Anyone have more info on building T-lines? Posted on Saturday, November 14, 2009 - 17:58 GMTIDK if your wrong in your design but I have found this diagram and it is different from your design. } This is a tappered version for lower fresquency subs but it is still the same concept. An well your design seems like the placement of your sub will reflect the sound wave back to the speaker. Is there anyone with more knowledge of this box design.

That link you have all the pictures are corrupt so that is no help. I'm am trying to desgin one of these boxes. Posted on Wednesday, November 18, 2009 - 06:50 GMTIsobaric is so u can 1/2 the vas! Allows u to put say a 15' speaker in a box 1/2 the size.

But- its less efficient. Just allows u to use a larger speaker in a smaller box.

BUT- then ur throwing away money on the 2nd driver- cuz the cone area isnt utilized? SO why not just spend ur money on the proper drivers for the size of box u can build for the space u want to use up?

If u go ported say, then each time u Double the cone area, u gain 3 db (unless each speaker receives the same power )ie: 2x 10's, then 4x 10's, then 8x 10's then 16x 10's. THE more drivers and cone area- the MORE output given the same power. Telugu mp3 songs free download.

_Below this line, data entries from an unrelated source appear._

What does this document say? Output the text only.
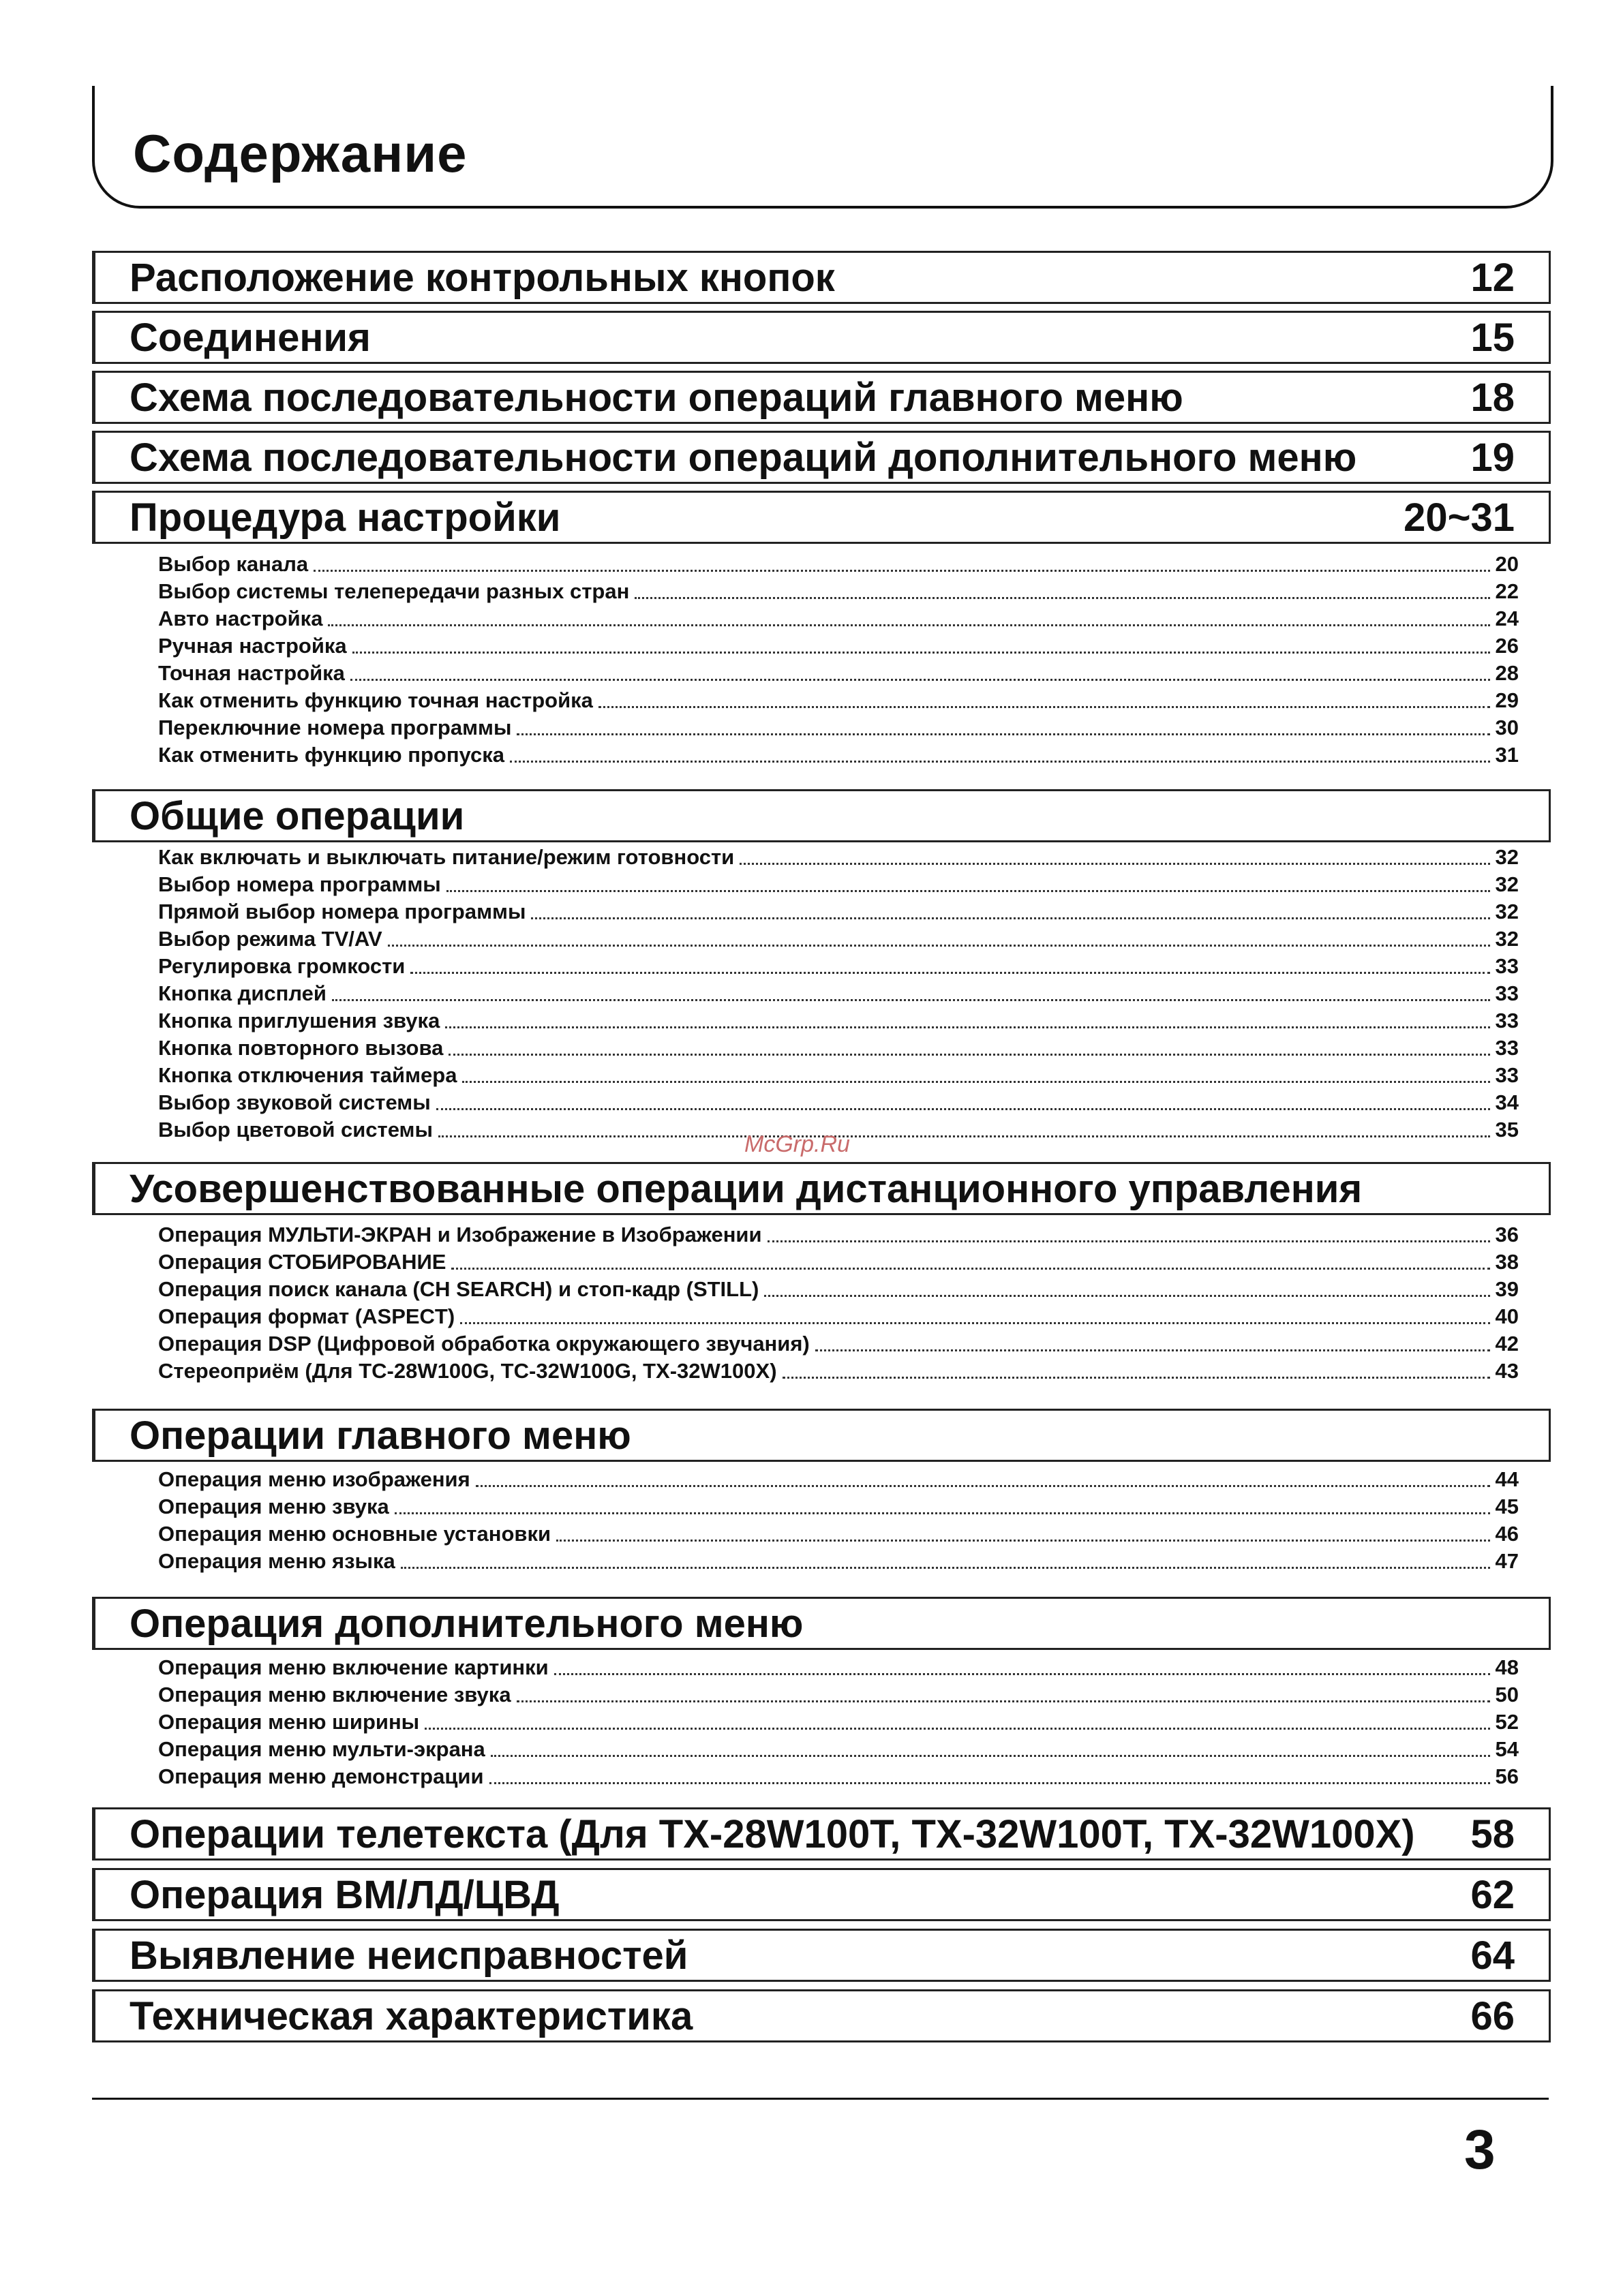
Содержание
Расположение контрольных кнопок	12
Соединения	15
Схема последовательности операций главного меню	18
Схема последовательности операций дополнительного меню	19
Процедура настройки	20~31
Выбор канала	20
Выбор системы телепередачи разных стран	22
Авто настройка	24
Ручная настройка	26
Точная настройка	28
Как отменить функцию точная настройка	29
Переключние номера программы	30
Как отменить функцию пропуска	31
Общие операции
Как включать и выключать питание/режим готовности	32
Выбор номера программы	32
Прямой выбор номера программы	32
Выбор режима TV/AV	32
Регулировка громкости	33
Кнопка дисплей	33
Кнопка приглушения звука	33
Кнопка повторного вызова	33
Кнопка отключения таймера	33
Выбор звуковой системы	34
Выбор цветовой системы	35
McGrp.Ru
Усовершенствованные операции дистанционного управления
Операция МУЛЬТИ-ЭКРАН и Изображение в Изображении	36
Операция СТОБИРОВАНИЕ	38
Операция поиск канала (CH SEARCH) и стоп-кадр (STILL)	39
Операция формат (ASPECT)	40
Операция DSP (Цифровой обработка окружающего звучания)	42
Стереоприём (Для TC-28W100G, TC-32W100G, TX-32W100X)	43
Операции главного меню
Операция меню изображения	44
Операция меню звука	45
Операция меню основные установки	46
Операция меню языка	47
Операция дополнительного меню
Операция меню включение картинки	48
Операция меню включение звука	50
Операция меню ширины	52
Операция меню мульти-экрана	54
Операция меню демонстрации	56
Операции телетекста (Для TX-28W100T, TX-32W100T, TX-32W100X) 58
Операция ВМ/ЛД/ЦВД	62
Выявление неисправностей	64
Техническая характеристика	66
3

IF u dump 3000 watts to an 8' sub- it can only mover so far and only move so much air. Better to go MORE cone squares.

Quarter Wavelength Loudspeaker Design Quarter Wavelength Loudspeaker Design by Martin J. King, 7/17/2002 (last revised 1/27/2019) Welcome to my quarter wavelength loudspeaker design website. The most common example of a loudspeaker that relies on a quarter wavelength acoustic standing wave is a transmission line enclosure. This style of loudspeaker has been on the fringe of the audio mainstream for many years with just a few smaller companies building and marketing this enclosure design.

Even more exotic and rare in the audio marketplace are the TQWT and the horn loaded enclosure designs. All of these enclosures utilize acoustic standing waves that can be described as multiples of a quarter cycle of a sine or cosine function. Hence my terminology of a 'Quarter Wavelength Loudspeaker Design' to describe the content of the articles contained in this website.

I have been interested in transmission line loudspeakers for almost 25 years. However, for a long time the lack of a proven mathematical model prevented me from actually pursuing and building this style of loudspeaker enclosure. Over the past 15 years, I have built a number of closed and ported box loudspeakers based on the equivalent circuit models descibed by Thiele and Small. About 15 years ago, I decided to try and develop my own mathematical model to simulate transmission line loudspeakers using the MathCad computer program. This decision set off the chain of events that eventually resulted in this website.

My first two quarter wavelength style enclosures were designed mathematically, built, and then final acoustic and impedance measurements were performed. During the process of completing these two loudspeakers, the MathCad models went through a continuous evolution which produced more accurate calculated results leading to better correlations between the predictions and the measurements.